Posted By : Deepak Naik   |   Date : Feb 11 2022 8:34 AM

Recycled plastic bottles and fishing nets into latest Samsung Galaxy Series phones

Samsung on February 9 hosted its Unpacked event, which saw the release of the three flagship variants of the latest Samsung Galaxy Series -- the Galaxy S22, the Galaxy S22 Plus and the Galaxy S22 Ultra.

Amid the details of what features the new smartphones will bring, Samsung added one unusual but topical detail. Samsung’s new flagship phones will have bits of recycled waste in them.

The South Korean electronics giant said the latest phones will have components that have been made with recycled plastic bottles and fishing nets. These materials will be first turned into polyamide resin pellets, and then be used to form the brackets that hold the power and volume buttons on the phone.

The use of recycled plastics in phones is part of the ‘Galaxy for the Planet’ plan, which seeks to eliminate plastics from being used in packaging and stop manufacturing waste from ending up in landfills by 2025. The plan was launched by Samsung in 2021, and the company had pledged to introduce recycled materials in many of its household appliances by 2025 during this year’s Consumer Electronics Show.

E-waste is a growing concern around the world as consumption of electronics has increased but recycling still remains slow in many parts of the world. Globally, 50 million tonnes of e-waste are generated but only a fraction is ever recycled, leading to a bulk of the waste being sent to landfills.

Consumer electronics like smartphones today signify one of the most common forms of e-waste as older phones often do not get recycled. Smartphones contain several different rare earth metals, precious metals and other recyclable materials but due to design, lack of proper training and low awareness they are not recycled that often.

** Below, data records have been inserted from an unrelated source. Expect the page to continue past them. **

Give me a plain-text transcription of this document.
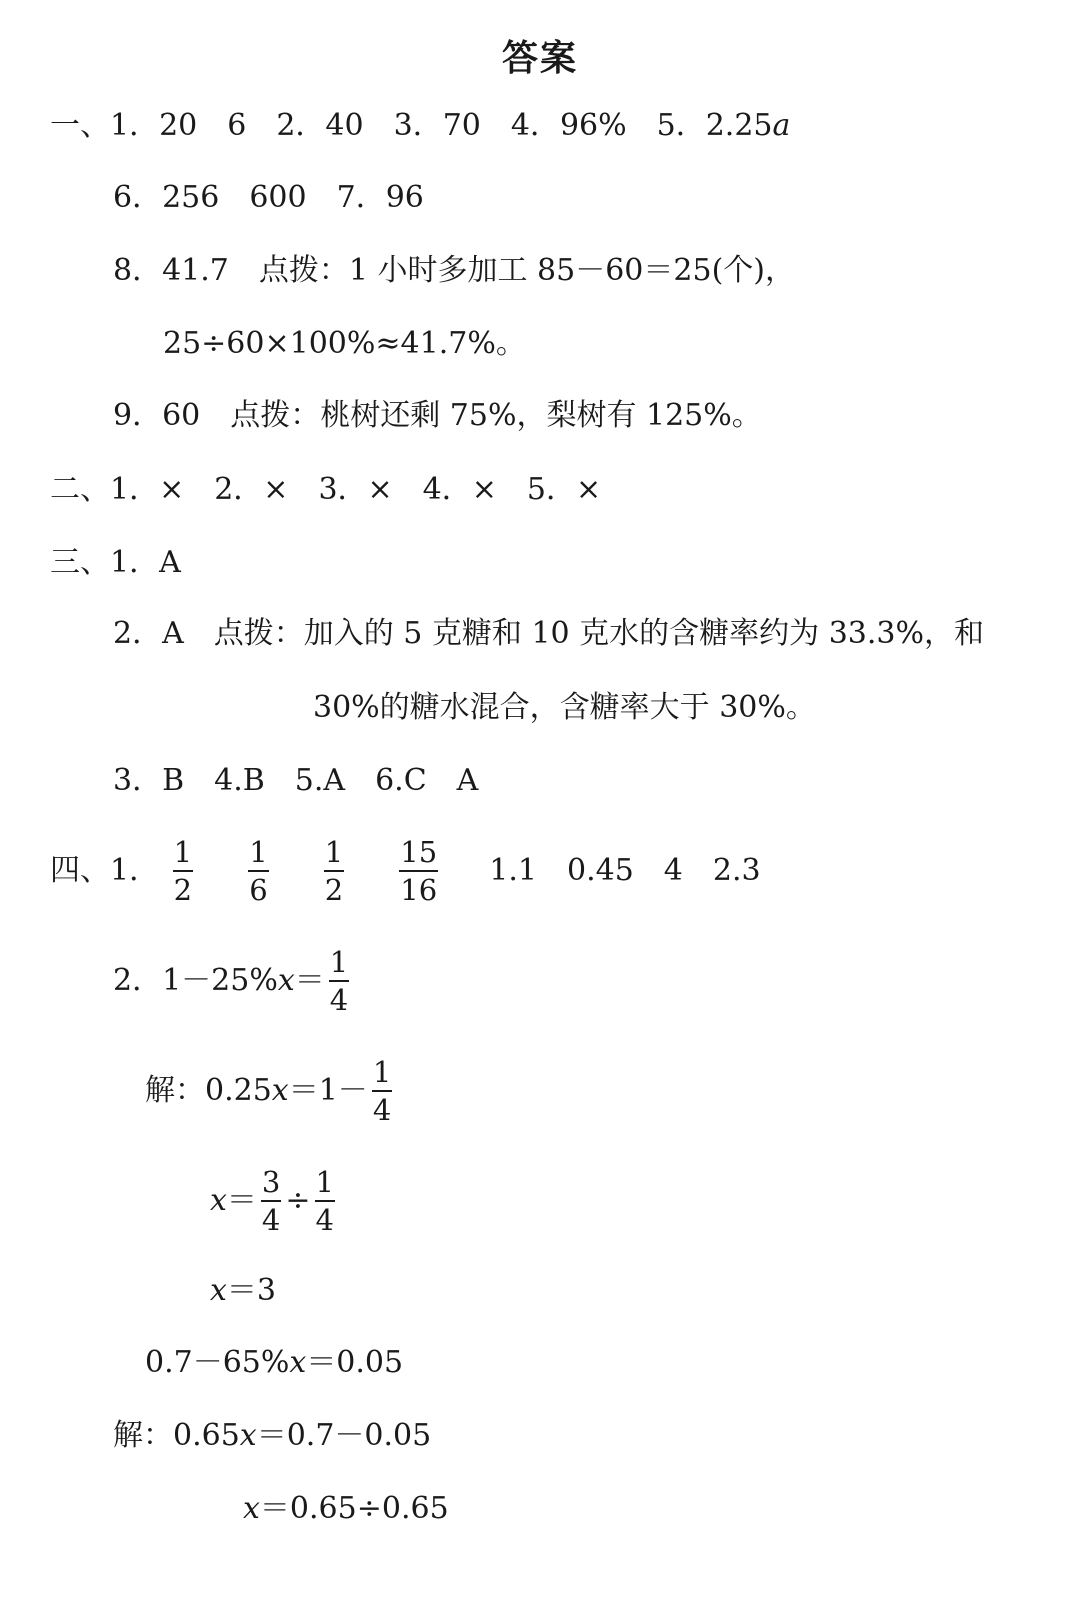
答案
一、1．20　6　2．40　3．70　4．96%　5．2.25a
6．256　600　7．96
8．41.7　点拨：1 小时多加工 85－60＝25(个)，
25÷60×100%≈41.7%。
9．60　点拨：桃树还剩 75%，梨树有 125%。
二、1．×　2．×　3．×　4．×　5．×
三、1．A
2．A　点拨：加入的 5 克糖和 10 克水的含糖率约为 33.3%，和
30%的糖水混合，含糖率大于 30%。
3．B　4.B　5.A　6.C　A
四、1． $\frac{1}{2}$
$\frac{1}{6}$
$\frac{1}{2}$
$\frac{15}{16} 1.1$　0.45　4　2.3
2．$1-25\%x= \frac{1}{4}$
解：$0.25x=1- \frac{1}{4}$
$x= \frac{3}{4} \div \frac{1}{4}$
x＝3
0.7－65%x＝0.05
解：0.65x＝0.7－0.05
x＝0.65÷0.65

But with leading manufacturers like Apple and Samsung continuing to introduce changes in how these smartphones are produced, and the stronger calls for the right to repair legislation in many countries, experts hope that more and more smartphones will be saved from going to landfills.

"Today, most consumers have no clue how damaging it is for the planet to regularly renew their smartphone hardware. Once they realise, sustainability will become a key way to differentiate between premium smartphone brands,” said Forrester analyst Thomas Husson to the BBC.